The figure given here is a four-sided polygon that is divided into three triangles: △ ABE , △ BDE , and △ BCD . The measures of four angles are given. First, find m ∠ CBD . Notice that ∠ CBD is an angle in △ BCD and the measures of the other two angles in △ BCD are given, m ∠ C = 93° and m ∠ BDC = 42°. Use the Triangle Sum Theorem (sum of a triangle’s three angles is 180°) to write an equation and solve the equation to find m ∠ CBD . Now, find m ∠ EAB . Notice that ∠ EAB is an angle in △ ABE . However, the measure of only one other angle in △ ABE is given, m ∠ AEB = 48°. So, m ∠ ABE must be found before the Triangle Sum Theorem can be used. Since ∠ ABE is one of three angles that form a straight angle and the measures of the other two angles are known, use the definition of a straight angle (a straight angle measures 180°) to write an equation. m ∠ ABE + m ∠ EBD + m ∠ CBD = 180° Now substitute the known measures of ∠ EBD and ∠ CBD into the equation and solve to find m ∠ ABE . Once m ∠ ABE is found, the Triangle Sum Theorem can be used with △ ABE to find m ∠ EAB .

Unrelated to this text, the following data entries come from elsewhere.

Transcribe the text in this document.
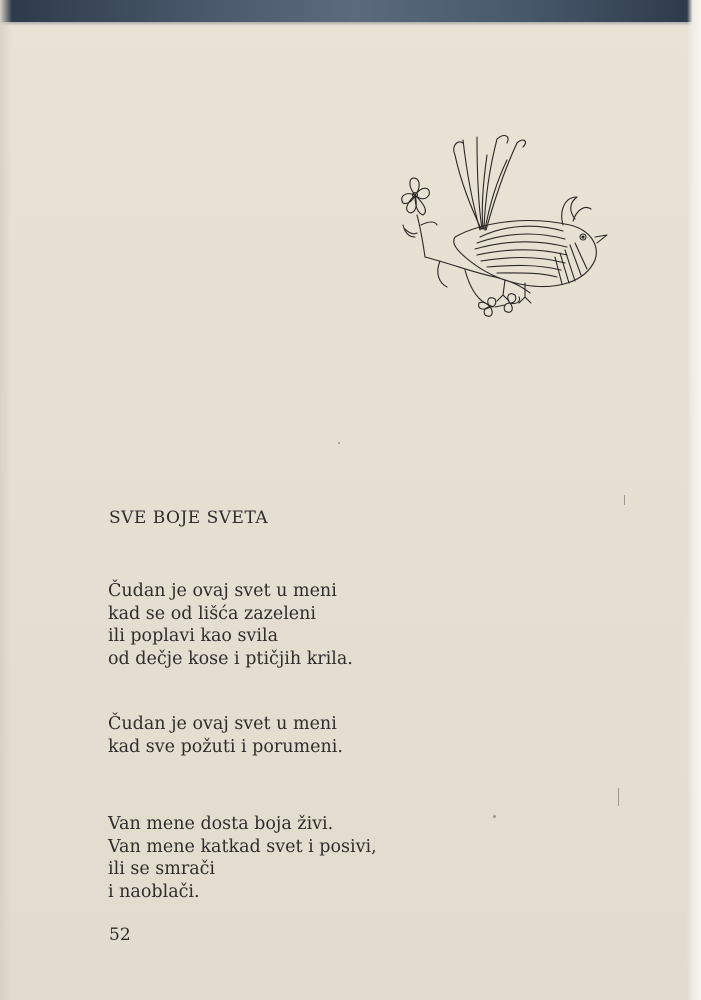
SVE BOJE SVETA
Čudan je ovaj svet u meni
kad se od lišća zazeleni
ili poplavi kao svila
od dečje kose i ptičjih krila.
Čudan je ovaj svet u meni
kad sve požuti i porumeni.
Van mene dosta boja živi.
Van mene katkad svet i posivi,
ili se smrači
i naoblači.
52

Example 2 Finding Angle Measures in Right Angles

The first corollary states that in a right triangle, the two acute angles must be complementary (their sum is 90°). This corollary follows from the Triangle Sum Theorem. By the Triangle Sum Theorem, the sum of the angle measures of a triangle is always 180°. In a right triangle, one of those three angles is 90°. So, the sum of the other two angles must be 180° − 90°, or 90°, which means those two angles are complementary. The second corollary states that each angle measures 60° in an equiangular triangle. Again, by the Triangle Sum Theorem, the sum of the angle measures of a triangle is always 180°. In an equiangular triangle all three angles are congruent. Therefore, the measure of each angle is 180°/3, or 60°.